The Kory Lab will be studying spatial organization and regulation of metabolism, mitochondrial transport, and metabolism. They are going to research the basics of how mitochondria bring in and export all the metabolites that they generate for the cell.

The Mair Lab studies the basic biology of the aging process, driven by the central question: Why are we more likely to get chronic diseases when we are old than when we are young? What goes wrong in cells and tissues to increase overall disease risk, and is this decline inevitable, or can we reverse it to bring healthy years to the elderly?

The Manning lab investigates the regulation and function of the PI3K-mTOR signaling network under physiological and pathological settings.  Our lab employs hypothesis-driven approaches utilizing genetics, biochemistry, cell biology, and animal models combined with unbiased systems-level tools like genomics, proteomics, metabolomics, and bioinformatics. Our premise is that delineating the complex circuitry of signaling networks within cells will shed light on how best to directly stimulate or inhibit these pathways in order to prevent or treat human diseases like cancer and Type II diabetes.

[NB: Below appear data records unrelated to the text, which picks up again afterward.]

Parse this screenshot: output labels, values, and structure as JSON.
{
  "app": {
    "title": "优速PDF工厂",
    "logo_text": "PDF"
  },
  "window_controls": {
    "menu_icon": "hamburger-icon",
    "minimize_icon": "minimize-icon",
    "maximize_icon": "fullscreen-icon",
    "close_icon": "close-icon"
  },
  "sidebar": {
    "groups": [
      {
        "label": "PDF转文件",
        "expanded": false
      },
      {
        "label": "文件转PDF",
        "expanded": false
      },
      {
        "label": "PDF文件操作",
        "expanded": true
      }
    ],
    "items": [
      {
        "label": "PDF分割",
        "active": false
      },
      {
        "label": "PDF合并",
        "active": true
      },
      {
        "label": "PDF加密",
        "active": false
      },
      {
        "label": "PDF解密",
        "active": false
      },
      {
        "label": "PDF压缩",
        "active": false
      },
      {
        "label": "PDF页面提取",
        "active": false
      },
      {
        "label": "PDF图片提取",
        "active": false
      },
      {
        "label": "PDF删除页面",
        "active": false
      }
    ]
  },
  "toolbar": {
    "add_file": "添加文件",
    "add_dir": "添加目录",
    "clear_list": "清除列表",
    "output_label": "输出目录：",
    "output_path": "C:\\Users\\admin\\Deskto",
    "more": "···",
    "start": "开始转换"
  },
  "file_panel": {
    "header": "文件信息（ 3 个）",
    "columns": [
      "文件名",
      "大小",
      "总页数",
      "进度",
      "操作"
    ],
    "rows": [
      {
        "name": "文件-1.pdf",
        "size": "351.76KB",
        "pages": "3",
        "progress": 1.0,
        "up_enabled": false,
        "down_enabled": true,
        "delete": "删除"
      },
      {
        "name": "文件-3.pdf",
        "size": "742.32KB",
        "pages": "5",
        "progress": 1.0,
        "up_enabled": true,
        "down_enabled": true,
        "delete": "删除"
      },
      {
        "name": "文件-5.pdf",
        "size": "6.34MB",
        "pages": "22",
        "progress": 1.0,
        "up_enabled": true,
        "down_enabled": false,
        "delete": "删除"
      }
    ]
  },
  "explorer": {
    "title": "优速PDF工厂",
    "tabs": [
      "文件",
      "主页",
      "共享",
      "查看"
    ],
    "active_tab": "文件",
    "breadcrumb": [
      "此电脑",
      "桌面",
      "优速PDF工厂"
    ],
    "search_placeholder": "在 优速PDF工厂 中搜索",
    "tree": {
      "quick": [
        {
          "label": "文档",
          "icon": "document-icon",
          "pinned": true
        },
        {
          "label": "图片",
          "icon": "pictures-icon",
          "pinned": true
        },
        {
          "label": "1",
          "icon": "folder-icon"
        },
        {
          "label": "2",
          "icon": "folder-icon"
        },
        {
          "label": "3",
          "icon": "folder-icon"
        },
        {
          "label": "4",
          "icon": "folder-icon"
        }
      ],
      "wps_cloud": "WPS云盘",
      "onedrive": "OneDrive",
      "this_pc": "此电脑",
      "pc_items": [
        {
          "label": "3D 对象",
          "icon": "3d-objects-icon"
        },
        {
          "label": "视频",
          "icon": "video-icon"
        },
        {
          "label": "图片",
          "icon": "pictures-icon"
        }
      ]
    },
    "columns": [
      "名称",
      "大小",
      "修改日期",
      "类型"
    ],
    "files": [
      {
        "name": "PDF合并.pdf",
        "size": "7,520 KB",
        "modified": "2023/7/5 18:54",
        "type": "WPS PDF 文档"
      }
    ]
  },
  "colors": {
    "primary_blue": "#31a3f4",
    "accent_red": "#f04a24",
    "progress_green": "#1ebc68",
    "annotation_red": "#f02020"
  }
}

The Schaffer Lab uses genetic, biochemical, cell biological, and physiological approaches to study mechanisms through which metabolic stress leads to cell dysfunction and cell death. A major area of focus is the lipotoxicity that results from high circulating free fatty acids and triglycerides, metabolic abnormalities that are common in type 2 diabetes and that contribute to cardiac and hepatic complications.

The Ubellacker Lab leverages metabolic vulnerabilities in metastasizing cells to target and treat cancer, with a focus on exploiting the lipidomic dependencies of cancer cells in the lymphatic niche. We are working to discover mechanisms that explain how lipid availability in the tumor microenvironment promotes cancer cell dissemination, colonization at distant organs, and the awakening of dormant cancer cells. We employ human and animal models of melanoma, breast, and prostate cancers with genomics, metabolomics, lipidomics to identify and target novel programs of lipid metabolism required for metastasis. We aspire to capitalize on these connections between cancer cells and the lipid microenvironment to reduce cancer progression, thus addressing a significant unmet clinical need for effective therapies to treat and prevent the spread of metastatic cancers.